Однако это не очерк, а именно художественный рассказ (по крайней мере в моем видении), поэтому скорее речь может идти о прототипах героев. И у каждого он есть.
Я, например, в этой истории - прототип Эллиной внучки Ириши. Я видела этот шкаф, но, в отличие от моей двоюродной сестры, никак от него не пострадала: моя мама внимательно следила, чтобы ни я, ни мой брат не только не взяли в рот, но и не увидели ни одной конфеты.
В некоторые детали я не верила даже сама: например, про слой мочи на полу в доме престарелых (и не первый ведь этаж), и переспрашивала у мамы несколько раз, так ли это.
Но мне эта история помогает прощать: ведь простили же тётю, причем до самой глубины, и приняли такой, как она есть? Значит, и я должна прощать.
Сказка обернулась жестокой реальностью - то же чувствовали и все эти дети (кстати, их было больше, чем я описала), но простите меня. Оправдание мое только в том, что все описанное произошло взаправду.

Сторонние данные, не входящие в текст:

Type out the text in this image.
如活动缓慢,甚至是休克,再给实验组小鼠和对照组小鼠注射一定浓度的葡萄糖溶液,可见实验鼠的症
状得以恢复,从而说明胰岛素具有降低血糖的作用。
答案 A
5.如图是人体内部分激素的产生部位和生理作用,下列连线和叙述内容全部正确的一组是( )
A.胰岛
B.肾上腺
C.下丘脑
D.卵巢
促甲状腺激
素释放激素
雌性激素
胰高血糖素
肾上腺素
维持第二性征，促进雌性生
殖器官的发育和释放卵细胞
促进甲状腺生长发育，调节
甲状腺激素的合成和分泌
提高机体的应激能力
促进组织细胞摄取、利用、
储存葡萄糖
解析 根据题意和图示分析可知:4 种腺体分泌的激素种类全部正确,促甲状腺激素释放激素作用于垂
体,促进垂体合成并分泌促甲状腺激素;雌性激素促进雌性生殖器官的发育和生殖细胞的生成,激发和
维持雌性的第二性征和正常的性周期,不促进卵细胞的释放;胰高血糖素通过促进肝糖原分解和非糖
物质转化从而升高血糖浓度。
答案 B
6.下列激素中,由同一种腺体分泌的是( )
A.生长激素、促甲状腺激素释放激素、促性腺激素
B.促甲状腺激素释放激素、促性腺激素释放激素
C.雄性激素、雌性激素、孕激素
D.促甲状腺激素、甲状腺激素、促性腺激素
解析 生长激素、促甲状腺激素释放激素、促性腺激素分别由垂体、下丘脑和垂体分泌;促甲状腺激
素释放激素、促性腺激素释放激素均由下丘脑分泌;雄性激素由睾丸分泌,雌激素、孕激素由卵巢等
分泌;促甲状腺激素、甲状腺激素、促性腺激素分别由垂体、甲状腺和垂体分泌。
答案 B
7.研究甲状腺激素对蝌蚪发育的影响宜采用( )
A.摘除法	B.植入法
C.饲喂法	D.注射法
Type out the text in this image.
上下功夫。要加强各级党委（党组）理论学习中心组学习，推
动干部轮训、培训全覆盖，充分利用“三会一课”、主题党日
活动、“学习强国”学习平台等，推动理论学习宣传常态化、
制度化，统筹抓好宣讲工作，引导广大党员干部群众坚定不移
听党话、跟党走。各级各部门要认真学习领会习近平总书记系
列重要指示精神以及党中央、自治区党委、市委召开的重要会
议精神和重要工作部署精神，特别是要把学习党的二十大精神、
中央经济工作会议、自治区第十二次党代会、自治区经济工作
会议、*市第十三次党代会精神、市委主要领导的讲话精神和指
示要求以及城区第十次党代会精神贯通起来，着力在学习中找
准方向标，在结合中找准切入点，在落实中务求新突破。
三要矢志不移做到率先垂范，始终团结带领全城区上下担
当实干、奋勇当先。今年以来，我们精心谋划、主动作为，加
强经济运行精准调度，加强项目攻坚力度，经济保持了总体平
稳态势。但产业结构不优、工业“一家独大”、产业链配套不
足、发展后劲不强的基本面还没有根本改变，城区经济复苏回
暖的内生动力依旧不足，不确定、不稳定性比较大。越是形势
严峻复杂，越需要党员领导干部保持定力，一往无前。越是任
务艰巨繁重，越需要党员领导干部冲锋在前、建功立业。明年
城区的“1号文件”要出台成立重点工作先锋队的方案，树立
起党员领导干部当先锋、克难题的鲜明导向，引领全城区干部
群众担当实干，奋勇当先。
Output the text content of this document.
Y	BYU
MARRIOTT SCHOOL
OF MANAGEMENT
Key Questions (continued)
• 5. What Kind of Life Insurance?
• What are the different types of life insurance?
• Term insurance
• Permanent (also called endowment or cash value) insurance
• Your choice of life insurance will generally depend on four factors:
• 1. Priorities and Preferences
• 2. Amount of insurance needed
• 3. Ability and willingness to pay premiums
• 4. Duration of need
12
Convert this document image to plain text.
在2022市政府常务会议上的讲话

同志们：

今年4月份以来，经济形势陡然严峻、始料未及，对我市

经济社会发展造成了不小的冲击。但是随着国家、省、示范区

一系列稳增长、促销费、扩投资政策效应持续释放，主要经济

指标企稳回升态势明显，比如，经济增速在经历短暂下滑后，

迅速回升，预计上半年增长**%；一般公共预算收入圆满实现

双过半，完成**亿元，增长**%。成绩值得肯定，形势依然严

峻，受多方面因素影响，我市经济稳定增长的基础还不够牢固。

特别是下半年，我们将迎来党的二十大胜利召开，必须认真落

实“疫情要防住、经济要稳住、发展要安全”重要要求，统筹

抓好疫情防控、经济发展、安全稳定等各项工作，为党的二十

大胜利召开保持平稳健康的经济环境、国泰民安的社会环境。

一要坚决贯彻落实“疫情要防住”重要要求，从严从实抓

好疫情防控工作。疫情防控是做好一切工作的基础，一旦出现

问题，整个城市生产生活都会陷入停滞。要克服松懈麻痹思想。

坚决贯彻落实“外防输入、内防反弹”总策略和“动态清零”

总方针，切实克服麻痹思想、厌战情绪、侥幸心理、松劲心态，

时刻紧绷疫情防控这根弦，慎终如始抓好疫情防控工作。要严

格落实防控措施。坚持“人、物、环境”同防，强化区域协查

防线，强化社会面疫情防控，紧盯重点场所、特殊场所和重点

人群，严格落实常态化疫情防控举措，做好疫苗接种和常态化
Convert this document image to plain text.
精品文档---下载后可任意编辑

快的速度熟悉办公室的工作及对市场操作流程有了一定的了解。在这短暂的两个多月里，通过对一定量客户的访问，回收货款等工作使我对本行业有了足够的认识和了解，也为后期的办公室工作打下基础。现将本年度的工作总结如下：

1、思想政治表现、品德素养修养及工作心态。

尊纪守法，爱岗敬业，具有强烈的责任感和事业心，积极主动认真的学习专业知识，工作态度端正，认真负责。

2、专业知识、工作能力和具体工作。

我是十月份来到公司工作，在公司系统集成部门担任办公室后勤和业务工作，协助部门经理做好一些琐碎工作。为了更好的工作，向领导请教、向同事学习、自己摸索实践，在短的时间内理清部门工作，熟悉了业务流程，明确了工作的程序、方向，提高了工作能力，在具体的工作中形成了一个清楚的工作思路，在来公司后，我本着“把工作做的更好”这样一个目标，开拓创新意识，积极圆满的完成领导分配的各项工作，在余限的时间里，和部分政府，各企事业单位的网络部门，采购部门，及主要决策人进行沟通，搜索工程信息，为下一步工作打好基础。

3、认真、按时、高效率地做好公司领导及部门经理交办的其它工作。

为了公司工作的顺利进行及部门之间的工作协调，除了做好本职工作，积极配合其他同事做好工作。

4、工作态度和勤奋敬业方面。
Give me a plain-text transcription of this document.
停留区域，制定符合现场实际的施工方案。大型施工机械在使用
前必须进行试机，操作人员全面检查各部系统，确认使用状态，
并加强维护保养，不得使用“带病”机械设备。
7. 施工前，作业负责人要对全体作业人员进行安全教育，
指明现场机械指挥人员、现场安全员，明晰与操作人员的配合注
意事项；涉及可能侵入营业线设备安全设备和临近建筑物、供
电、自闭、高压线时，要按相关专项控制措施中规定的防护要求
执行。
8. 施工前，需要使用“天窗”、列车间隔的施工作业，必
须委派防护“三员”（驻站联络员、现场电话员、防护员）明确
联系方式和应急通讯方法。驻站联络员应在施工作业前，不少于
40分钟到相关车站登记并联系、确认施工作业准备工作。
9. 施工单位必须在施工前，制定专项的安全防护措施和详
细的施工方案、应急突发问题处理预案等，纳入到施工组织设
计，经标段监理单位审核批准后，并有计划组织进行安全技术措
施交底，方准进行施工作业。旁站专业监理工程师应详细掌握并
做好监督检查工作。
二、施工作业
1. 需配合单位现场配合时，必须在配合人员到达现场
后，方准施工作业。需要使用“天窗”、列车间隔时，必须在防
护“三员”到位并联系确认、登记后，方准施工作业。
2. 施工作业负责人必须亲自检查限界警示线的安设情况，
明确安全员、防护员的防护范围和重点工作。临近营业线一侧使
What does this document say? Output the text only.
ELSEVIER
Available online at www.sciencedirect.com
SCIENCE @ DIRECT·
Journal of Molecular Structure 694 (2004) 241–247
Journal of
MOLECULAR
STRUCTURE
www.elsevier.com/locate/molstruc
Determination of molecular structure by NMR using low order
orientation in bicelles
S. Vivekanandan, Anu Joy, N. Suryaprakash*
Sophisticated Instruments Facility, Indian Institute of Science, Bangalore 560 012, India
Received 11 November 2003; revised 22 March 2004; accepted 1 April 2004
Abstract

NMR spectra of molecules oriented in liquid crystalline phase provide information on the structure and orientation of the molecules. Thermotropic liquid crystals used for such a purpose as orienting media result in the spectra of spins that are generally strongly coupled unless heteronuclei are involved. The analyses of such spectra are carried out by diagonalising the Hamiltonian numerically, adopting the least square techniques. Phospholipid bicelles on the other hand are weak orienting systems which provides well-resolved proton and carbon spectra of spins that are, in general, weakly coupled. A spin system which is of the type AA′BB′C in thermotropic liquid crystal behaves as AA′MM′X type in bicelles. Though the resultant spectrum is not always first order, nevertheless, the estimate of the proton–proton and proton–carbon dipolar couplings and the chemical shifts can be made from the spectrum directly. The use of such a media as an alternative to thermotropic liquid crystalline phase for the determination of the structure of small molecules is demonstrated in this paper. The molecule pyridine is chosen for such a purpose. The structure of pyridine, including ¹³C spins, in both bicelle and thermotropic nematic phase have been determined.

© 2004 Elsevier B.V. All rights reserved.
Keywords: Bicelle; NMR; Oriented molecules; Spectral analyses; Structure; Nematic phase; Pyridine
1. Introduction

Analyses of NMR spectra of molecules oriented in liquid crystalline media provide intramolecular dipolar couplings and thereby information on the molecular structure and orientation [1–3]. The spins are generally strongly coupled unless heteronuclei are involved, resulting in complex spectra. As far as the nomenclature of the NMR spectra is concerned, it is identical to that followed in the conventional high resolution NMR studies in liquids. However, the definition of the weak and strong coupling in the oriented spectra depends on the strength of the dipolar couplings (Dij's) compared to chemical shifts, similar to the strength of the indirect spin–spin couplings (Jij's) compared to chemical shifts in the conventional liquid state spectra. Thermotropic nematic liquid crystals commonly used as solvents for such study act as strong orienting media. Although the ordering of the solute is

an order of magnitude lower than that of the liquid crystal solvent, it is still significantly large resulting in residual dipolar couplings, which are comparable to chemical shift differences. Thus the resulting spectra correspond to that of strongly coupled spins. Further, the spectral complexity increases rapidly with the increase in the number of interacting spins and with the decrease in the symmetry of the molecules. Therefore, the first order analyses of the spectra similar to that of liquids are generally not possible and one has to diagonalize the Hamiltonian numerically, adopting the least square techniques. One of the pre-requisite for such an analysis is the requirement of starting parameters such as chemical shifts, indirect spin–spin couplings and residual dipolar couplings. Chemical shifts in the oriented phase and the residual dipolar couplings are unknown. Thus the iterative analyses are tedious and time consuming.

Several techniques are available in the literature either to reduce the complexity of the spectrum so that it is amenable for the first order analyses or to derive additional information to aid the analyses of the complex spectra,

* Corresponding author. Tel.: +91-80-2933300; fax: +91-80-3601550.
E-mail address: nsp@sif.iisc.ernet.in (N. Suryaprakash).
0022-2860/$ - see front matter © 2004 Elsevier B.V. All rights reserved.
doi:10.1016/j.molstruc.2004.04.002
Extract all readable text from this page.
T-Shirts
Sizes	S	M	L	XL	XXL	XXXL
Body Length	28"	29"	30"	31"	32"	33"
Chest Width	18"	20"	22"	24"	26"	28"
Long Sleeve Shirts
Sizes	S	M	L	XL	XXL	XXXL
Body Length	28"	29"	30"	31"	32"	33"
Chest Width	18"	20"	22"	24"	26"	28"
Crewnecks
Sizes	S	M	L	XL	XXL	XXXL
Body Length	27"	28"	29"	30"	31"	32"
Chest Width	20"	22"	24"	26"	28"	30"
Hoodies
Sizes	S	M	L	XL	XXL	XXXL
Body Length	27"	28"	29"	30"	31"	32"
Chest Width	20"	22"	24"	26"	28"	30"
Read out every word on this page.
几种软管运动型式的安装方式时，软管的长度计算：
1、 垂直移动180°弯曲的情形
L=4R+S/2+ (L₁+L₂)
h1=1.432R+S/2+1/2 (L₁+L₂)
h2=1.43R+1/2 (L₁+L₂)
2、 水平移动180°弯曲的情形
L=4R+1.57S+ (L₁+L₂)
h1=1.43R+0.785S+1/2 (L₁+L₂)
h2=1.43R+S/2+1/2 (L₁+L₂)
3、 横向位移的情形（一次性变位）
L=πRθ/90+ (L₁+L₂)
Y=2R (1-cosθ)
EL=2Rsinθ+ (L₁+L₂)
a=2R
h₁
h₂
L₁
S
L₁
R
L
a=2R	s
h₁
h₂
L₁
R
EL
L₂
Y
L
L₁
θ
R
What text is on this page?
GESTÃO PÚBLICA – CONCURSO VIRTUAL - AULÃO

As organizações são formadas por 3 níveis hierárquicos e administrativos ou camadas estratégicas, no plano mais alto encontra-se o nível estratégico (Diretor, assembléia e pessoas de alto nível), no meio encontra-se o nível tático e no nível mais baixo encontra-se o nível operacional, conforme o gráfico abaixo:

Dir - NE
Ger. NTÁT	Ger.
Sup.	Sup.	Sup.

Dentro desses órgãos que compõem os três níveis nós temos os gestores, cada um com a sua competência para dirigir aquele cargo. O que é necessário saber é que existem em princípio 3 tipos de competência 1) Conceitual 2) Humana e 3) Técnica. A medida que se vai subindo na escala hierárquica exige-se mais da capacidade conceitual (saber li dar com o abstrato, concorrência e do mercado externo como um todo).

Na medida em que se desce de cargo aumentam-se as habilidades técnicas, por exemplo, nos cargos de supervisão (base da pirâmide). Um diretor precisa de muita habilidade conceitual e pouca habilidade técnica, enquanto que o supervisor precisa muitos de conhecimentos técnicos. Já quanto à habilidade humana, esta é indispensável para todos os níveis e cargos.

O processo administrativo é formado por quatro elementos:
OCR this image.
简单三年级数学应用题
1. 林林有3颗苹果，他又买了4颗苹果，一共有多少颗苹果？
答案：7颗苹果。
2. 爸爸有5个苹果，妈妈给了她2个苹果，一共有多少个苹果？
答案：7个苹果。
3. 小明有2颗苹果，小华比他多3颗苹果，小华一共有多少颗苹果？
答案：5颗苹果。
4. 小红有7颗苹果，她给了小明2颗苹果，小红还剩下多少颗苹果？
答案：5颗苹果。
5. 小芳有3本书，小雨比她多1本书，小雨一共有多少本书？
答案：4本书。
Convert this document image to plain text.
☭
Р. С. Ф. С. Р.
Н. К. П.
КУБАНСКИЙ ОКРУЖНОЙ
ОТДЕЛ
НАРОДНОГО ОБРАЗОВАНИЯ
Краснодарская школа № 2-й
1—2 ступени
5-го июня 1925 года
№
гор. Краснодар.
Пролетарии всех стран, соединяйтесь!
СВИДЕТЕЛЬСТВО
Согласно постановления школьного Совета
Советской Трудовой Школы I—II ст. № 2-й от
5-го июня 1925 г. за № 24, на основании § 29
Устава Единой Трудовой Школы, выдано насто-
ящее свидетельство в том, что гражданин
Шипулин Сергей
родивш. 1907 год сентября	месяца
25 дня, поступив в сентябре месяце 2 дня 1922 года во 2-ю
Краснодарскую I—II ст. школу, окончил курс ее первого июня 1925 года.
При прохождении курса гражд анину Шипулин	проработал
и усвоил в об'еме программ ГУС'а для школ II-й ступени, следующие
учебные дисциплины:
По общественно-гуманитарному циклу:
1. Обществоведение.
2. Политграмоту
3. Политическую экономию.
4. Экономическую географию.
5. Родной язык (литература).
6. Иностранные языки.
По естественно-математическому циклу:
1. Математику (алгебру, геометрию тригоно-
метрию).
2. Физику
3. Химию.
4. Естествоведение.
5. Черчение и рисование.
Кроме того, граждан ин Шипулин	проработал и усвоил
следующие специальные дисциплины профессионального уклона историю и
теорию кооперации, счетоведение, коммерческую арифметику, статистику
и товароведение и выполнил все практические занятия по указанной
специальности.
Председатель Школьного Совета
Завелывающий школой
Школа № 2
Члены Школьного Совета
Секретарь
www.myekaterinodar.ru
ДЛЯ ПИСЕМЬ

Красивая и страшная история. Не знаю, чем и сравнить. Со своим "Домом на песке". Но мою Мару Лейбман еще можно понять: чего могла желать бездомная еврейская девочка, кроме дома? Да и вера...тут еще и проблема безверия людей - будь Софи верующей...хотя лесковские барыни, "раки серебрившие, а мужиков морившие" памятны, и весьма. А тут - шкаф...если угодно, символ богатства, достатка...но насквозь гнилого, получивший власть над душой Софи (можно сказать, высосавший из него душу). Думаю, что жгут его индеец и рыцарь - некая символика: свобода и истинное благородство (ну понятно, у романных рыцарей и индейцев) -несовместимы с бесчеловечностью и стяжательством. И замечательное у Вас знание реала. Понятное дело - шкаф где-то есть (раз указан завод-изготовитель). Скорее всего, есть связанное с ним семейное предание. И все же, какой реализм! Ай да Вы! Е. И поклон А., И., Шнурку-Шоне и рыжей свинке...

Марина Алёшина

Шкаф был. Я его видела лично.
Но конечно, до символа он вырос только в тексте (автор раздул), вряд ли кто-то из реальных людей его воспринимал эдаким зловещим призраком.
Вообще-то это одна линия из задуманной повести, как бы некая проба: будет ли интересно. Ведь, если описывать то, что реально происходило в 20 веке с людьми, получится местами слишком страшно. Поэтому я не знаю пока, продолжать ли начатое.
Благодарю Вас, матушка, за воодушевление! Полконы обязательно передам.
 

Понятно сразу - Вы оный шкафец видели воочию. Кстати, реалии дома престарелых - именно такие. Еще похуже. Я их знаю хорошо, т.к. работала в подобном заведении три года. У нас еще и нечто вроде параш было, по одной на палату с лежачими. И многое другое, не менее занятное. А образ...да - поглощающий сладости-радости и извергающий из себя смерть. Почти...эх, аналогии не найду...это не потртрет ростовщика или Дориана Грэя, и не...а, как ни странно, карман на фартучке из стихотворения Маршака "Большой карман". Только там смешно... Не резиновый карман-то оказался...увы... А продолжать...оно всегда стоит. Думаю, получится еще как! Е.